The Chinese government has shown willingness to shut down entire livestock sectors over political disputes. In 2010 President Obama placed a tariff on Chinese tires; China responded by slashing U.S. chicken paw imports, shrinking a $1 billion market to nearly zero, which is where it remains nearly 10 years later. (Other factors contributed to the loss, including reluctance by the U.S. to open its own market to Chinese chicken.)
“They can get chicken paws from other countries, but they also substituted other things like pigs ears,” says Zhang. “In either case, soybean meal is impacted since it’s a major source of livestock feed in China. These trade disputes have made Chinese diversification an implicit objective, rather than an explicit strategy.”
While China’s economic growth is down, and its stock market looks even worse, Chinese consumers may not see much trade war impact in everyday life. Food prices may increase, but tariffs will not lead to any shortages, even with an outbreak of African swine flu, says Zhang.
“The impact of the trade war really won’t hit the food or food industries in China- it will be more about the slowdown in manufacturing and other industries that rely on exports” he says.
U.S. consumers may benefit from the trade war, at least when it comes to the grocery store. U.S. pork costs should be lower due to higher supply from reduced exports and cheaper livestock feed costs. But with continuing escalations, more consumer products are under target.
Long term impacts
Even if the disputes get resolved tomorrow, three things will likely come from the trade war:
- Low cost production is economic gravity. If China loses markets in the U.S. for low-cost production, that production may begin to appear in other countries that want to serve U.S. markets. That is, if those countries and their industries want to accept the risk that the U.S. won’t slap tariffs on them, too.
- Tariffs may seem simple, but they change global production, trade flow, related products, and more significant, they change expectations on where to get reliable supply in the future, both short-term and long-term.
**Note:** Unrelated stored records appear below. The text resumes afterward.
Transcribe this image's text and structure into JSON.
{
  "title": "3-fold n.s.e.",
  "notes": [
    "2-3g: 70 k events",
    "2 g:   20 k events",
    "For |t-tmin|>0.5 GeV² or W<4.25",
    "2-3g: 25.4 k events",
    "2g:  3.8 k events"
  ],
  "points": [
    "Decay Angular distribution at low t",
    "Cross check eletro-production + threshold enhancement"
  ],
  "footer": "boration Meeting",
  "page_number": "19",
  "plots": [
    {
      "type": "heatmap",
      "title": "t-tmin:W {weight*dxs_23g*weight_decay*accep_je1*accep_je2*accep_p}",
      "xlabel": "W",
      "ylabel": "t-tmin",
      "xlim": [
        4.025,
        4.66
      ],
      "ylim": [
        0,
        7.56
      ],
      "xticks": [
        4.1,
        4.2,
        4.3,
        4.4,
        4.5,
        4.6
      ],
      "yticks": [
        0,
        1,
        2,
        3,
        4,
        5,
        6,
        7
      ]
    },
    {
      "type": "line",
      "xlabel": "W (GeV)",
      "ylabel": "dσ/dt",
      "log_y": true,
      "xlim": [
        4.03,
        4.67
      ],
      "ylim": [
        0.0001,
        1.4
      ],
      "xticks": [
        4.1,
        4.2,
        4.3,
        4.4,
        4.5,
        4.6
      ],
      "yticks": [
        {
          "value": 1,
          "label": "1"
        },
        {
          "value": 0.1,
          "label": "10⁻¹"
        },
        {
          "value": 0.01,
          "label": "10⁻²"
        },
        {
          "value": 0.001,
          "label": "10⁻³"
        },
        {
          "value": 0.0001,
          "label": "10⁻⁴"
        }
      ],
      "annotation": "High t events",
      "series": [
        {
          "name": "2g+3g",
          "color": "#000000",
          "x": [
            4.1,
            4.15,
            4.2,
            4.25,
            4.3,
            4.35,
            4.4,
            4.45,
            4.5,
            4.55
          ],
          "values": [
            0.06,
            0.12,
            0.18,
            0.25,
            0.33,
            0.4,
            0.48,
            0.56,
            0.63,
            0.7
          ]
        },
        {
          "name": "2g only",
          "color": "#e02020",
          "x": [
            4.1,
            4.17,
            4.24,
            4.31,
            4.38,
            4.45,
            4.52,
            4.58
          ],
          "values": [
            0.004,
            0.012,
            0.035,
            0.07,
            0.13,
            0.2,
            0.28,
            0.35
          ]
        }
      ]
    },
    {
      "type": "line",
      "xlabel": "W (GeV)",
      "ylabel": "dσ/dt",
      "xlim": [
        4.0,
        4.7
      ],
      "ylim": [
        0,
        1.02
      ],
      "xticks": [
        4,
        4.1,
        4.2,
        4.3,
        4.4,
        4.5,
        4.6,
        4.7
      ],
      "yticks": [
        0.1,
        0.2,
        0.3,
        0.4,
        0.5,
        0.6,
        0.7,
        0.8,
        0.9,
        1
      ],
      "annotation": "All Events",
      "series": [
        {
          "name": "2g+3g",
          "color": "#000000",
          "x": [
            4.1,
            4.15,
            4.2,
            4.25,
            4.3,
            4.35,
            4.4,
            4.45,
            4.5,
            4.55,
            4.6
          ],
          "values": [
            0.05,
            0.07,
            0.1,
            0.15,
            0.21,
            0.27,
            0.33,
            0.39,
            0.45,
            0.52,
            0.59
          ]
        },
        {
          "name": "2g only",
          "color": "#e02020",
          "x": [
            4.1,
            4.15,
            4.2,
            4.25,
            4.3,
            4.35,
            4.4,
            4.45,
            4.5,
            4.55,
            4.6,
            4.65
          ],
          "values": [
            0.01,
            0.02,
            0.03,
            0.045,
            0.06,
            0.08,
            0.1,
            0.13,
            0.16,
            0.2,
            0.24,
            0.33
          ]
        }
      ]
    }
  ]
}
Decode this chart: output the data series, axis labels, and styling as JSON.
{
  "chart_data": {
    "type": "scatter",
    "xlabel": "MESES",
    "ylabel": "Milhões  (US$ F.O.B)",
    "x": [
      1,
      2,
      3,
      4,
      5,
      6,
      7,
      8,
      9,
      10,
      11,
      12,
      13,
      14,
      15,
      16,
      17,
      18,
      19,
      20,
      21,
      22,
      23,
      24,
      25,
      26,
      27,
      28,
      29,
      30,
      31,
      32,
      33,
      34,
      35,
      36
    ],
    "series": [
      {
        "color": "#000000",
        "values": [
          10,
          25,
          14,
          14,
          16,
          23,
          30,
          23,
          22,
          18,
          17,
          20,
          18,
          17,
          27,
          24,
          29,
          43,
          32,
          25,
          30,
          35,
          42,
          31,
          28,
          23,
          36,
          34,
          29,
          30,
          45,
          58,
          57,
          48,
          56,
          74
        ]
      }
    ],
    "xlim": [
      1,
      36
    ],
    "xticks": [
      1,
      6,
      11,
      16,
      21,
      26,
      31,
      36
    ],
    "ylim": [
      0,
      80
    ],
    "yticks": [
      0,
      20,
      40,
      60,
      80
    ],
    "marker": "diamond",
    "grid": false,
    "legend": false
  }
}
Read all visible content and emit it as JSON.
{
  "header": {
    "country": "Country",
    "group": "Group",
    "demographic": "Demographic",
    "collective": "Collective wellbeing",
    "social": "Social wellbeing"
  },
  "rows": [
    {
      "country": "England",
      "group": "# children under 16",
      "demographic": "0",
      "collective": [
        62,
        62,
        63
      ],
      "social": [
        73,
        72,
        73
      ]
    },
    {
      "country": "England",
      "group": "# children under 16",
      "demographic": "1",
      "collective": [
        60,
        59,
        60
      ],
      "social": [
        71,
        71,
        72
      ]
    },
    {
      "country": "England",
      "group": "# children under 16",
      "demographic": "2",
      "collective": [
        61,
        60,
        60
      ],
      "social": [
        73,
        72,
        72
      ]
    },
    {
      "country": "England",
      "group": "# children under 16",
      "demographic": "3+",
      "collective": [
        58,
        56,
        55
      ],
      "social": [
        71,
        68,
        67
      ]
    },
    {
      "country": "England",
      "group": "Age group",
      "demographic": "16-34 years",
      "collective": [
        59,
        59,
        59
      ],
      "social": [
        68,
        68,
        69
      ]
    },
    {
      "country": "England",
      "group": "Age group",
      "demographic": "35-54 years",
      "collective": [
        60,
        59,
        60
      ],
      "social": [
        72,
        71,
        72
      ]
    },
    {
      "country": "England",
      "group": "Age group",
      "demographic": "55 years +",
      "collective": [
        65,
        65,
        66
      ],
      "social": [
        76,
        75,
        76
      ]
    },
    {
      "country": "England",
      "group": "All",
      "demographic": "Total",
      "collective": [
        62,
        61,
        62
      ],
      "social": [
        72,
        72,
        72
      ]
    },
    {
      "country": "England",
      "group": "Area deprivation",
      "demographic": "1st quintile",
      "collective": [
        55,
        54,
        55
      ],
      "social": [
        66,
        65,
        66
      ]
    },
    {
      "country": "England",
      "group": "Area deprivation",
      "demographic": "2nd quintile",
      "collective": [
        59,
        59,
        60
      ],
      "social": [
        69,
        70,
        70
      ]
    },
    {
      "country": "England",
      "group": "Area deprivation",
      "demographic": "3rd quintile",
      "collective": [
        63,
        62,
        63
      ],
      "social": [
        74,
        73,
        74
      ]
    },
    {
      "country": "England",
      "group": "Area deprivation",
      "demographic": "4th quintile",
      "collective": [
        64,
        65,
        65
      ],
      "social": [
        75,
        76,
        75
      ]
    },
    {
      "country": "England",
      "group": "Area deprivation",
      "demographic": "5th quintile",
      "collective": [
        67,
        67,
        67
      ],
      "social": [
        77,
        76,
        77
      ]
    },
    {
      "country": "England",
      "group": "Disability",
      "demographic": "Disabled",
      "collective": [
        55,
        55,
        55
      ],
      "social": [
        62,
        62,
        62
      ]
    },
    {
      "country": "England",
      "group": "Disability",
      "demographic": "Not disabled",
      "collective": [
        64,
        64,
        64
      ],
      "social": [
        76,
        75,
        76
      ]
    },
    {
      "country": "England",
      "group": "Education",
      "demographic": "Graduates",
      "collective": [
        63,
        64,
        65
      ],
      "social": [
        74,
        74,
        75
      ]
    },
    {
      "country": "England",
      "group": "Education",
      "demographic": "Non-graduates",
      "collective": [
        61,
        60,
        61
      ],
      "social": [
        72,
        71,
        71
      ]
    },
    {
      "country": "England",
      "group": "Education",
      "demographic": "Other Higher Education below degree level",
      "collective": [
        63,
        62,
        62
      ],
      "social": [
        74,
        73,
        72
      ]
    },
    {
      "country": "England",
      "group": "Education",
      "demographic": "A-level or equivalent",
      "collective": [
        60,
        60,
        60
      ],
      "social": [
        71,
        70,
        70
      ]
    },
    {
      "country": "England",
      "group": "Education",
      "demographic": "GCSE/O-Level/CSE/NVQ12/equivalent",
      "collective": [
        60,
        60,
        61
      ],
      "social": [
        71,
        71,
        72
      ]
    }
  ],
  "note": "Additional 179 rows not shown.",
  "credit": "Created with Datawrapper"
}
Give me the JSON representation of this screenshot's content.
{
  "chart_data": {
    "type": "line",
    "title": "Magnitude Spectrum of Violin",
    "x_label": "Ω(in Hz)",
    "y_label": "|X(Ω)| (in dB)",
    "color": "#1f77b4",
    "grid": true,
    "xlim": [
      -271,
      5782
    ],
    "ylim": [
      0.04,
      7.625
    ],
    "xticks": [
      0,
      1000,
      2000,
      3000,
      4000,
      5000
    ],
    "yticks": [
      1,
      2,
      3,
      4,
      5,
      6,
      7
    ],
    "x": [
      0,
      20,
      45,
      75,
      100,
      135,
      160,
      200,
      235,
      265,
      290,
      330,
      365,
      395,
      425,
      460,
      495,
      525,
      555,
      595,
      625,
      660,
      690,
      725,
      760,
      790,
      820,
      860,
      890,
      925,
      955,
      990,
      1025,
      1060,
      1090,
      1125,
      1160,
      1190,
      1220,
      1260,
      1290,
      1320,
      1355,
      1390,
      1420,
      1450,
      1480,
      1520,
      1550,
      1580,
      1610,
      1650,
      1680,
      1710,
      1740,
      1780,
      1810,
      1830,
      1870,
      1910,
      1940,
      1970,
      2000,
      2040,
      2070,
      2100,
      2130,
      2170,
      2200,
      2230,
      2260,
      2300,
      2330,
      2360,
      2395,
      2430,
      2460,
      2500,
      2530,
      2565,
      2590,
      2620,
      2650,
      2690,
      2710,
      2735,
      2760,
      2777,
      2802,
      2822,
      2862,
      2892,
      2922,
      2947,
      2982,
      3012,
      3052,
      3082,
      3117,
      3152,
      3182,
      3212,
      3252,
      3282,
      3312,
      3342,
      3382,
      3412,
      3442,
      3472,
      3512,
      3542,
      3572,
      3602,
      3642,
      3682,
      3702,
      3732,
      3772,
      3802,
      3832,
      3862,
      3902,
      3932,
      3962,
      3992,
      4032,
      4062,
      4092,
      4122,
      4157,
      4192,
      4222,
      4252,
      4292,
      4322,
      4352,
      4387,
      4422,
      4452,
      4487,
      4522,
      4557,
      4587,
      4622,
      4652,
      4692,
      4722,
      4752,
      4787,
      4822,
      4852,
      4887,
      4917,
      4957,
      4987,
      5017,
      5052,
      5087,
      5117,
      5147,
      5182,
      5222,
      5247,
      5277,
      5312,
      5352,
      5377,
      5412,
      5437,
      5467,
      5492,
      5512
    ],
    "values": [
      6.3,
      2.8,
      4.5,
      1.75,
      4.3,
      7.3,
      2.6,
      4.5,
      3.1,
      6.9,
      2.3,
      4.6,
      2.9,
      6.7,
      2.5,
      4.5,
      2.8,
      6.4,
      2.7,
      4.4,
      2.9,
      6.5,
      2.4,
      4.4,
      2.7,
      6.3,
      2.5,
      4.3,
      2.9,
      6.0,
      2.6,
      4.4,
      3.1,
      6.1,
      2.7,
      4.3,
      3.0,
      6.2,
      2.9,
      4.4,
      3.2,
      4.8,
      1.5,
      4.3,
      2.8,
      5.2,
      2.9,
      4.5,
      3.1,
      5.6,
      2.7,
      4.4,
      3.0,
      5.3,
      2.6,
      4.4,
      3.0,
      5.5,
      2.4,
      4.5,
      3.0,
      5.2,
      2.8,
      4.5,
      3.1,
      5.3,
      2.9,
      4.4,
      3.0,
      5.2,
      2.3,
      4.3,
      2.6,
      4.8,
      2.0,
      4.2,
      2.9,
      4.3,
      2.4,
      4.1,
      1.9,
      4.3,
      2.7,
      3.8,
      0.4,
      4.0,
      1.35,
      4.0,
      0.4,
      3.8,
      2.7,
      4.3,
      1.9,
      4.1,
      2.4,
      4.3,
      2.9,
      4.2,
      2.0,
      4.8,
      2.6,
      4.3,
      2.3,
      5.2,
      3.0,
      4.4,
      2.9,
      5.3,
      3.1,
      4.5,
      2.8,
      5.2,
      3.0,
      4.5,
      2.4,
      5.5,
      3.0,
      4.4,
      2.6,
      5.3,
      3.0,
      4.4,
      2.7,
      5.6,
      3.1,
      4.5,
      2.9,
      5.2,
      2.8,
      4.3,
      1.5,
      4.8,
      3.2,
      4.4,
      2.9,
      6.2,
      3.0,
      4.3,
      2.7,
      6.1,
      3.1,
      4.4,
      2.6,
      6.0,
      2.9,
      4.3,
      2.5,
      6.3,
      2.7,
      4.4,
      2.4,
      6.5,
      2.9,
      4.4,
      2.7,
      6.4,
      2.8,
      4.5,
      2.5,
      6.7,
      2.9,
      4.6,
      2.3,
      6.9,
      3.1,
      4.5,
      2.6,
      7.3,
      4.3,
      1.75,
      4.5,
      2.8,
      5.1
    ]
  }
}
- The trade war tainted the U.S. image as a reliable trade partner. Regardless of the resolution, the Chinese will be more actively and aggressively diversify away from trade with the U.S. and expand domestic production wherever possible. This will incentivize the country to invest more in other partners like the EU. Japan, Former Soviet Union countries, Brazil, and Africa. China and Japan just signed several important agreements facilitating monetary exchanges and coordinated global investments.